Насчет храпа Юрка, конечно, не помнил, но насчет того, что заснул именно в крайнем от леса доме, не сомневался.
— Вообще-то, я не сразу догадался, что это был ты, — признался Седой. — Потому что мне почти месяц пришлось лежать в лежку, и я просто-напросто полуживой был. У меня вообще голова не соображала. Это я уже потом, когда оживать стал, додумался.
— Так они вас в больницу отвезли? — спросил Таран.
— Ну да! На месте лечили, своими средствами. Травами какими-то, мазями самодельными. Что совсем обуглилось и отмерло — отрезали, где могли — сами зашили. Они ж лекаря-любители. Бабка, кроме медицинских курсов во время войны, конечно, ничего не проходила, а дед и вовсе до войны только семь классов закончил. Но где-то они всего поднабрались, и, как видишь, живу пока.
— И что, совсем не интересовались насчет того, откуда вы и кто вы? — недоверчиво спросил Юрка.
Тут Седой неожиданно хмыкнул:
— Понимаешь, им-то, бабке и деду, уже за восемьдесят. В общем, они все соображают, но у них то ли от старости, то ли от настоек этих на травах чего-то в голове поехало. Не знаю с чего, но им взбрело, будто я — красный партизан, который против буржуев-кулаков за советскую власть сражается…
— Ни хрена себе! — искренне удивился Юрка.
— А что? Они же считали, что это я ферму Душина спалил.

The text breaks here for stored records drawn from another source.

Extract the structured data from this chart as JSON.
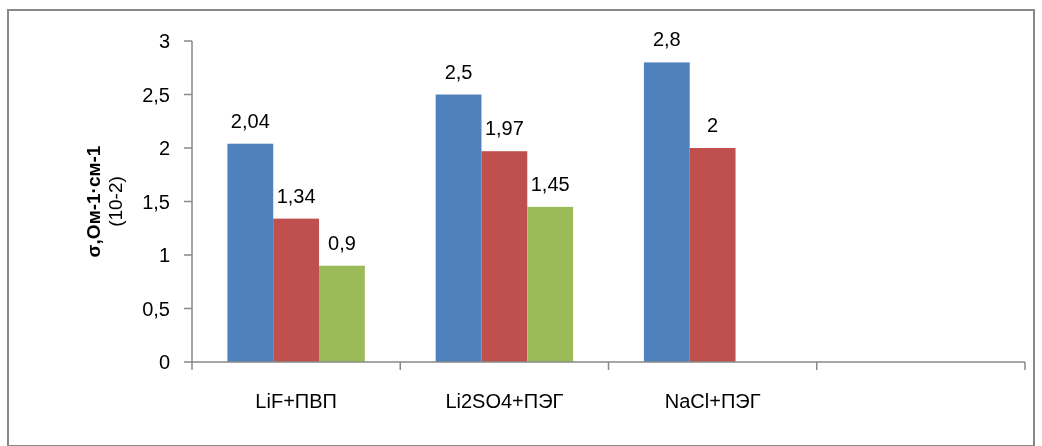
{
  "chart_data": {
    "type": "bar",
    "ylabel": "σ,Ом-1·см-1\n(10-2)",
    "categories": [
      "LiF+ПВП",
      "Li2SO4+ПЭГ",
      "NaCl+ПЭГ",
      null
    ],
    "series": [
      {
        "color": "#4f81bd",
        "values": [
          2.04,
          2.5,
          2.8,
          null
        ],
        "value_labels": [
          "2,04",
          "2,5",
          "2,8",
          null
        ]
      },
      {
        "color": "#c0504d",
        "values": [
          1.34,
          1.97,
          2,
          null
        ],
        "value_labels": [
          "1,34",
          "1,97",
          "2",
          null
        ]
      },
      {
        "color": "#9bbb59",
        "values": [
          0.9,
          1.45,
          null,
          null
        ],
        "value_labels": [
          "0,9",
          "1,45",
          null,
          null
        ]
      }
    ],
    "ylim": [
      0,
      3
    ],
    "yticks": [
      0,
      {
        "value": 0.5,
        "label": "0,5"
      },
      1,
      {
        "value": 1.5,
        "label": "1,5"
      },
      2,
      {
        "value": 2.5,
        "label": "2,5"
      },
      3
    ],
    "grid": false
  }
}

Ясное дело: если кулака поджег, то, значит, большевик!
— Интересно… — покачал головой Таран, поймав себя на мысли, что начинает забывать о том, в каком качестве здесь находится, и даже о том, что Седой ему отнюдь не друг, товарищ и брат, а самый натуральный враг, который его два раза подставил, а один раз едва не убил.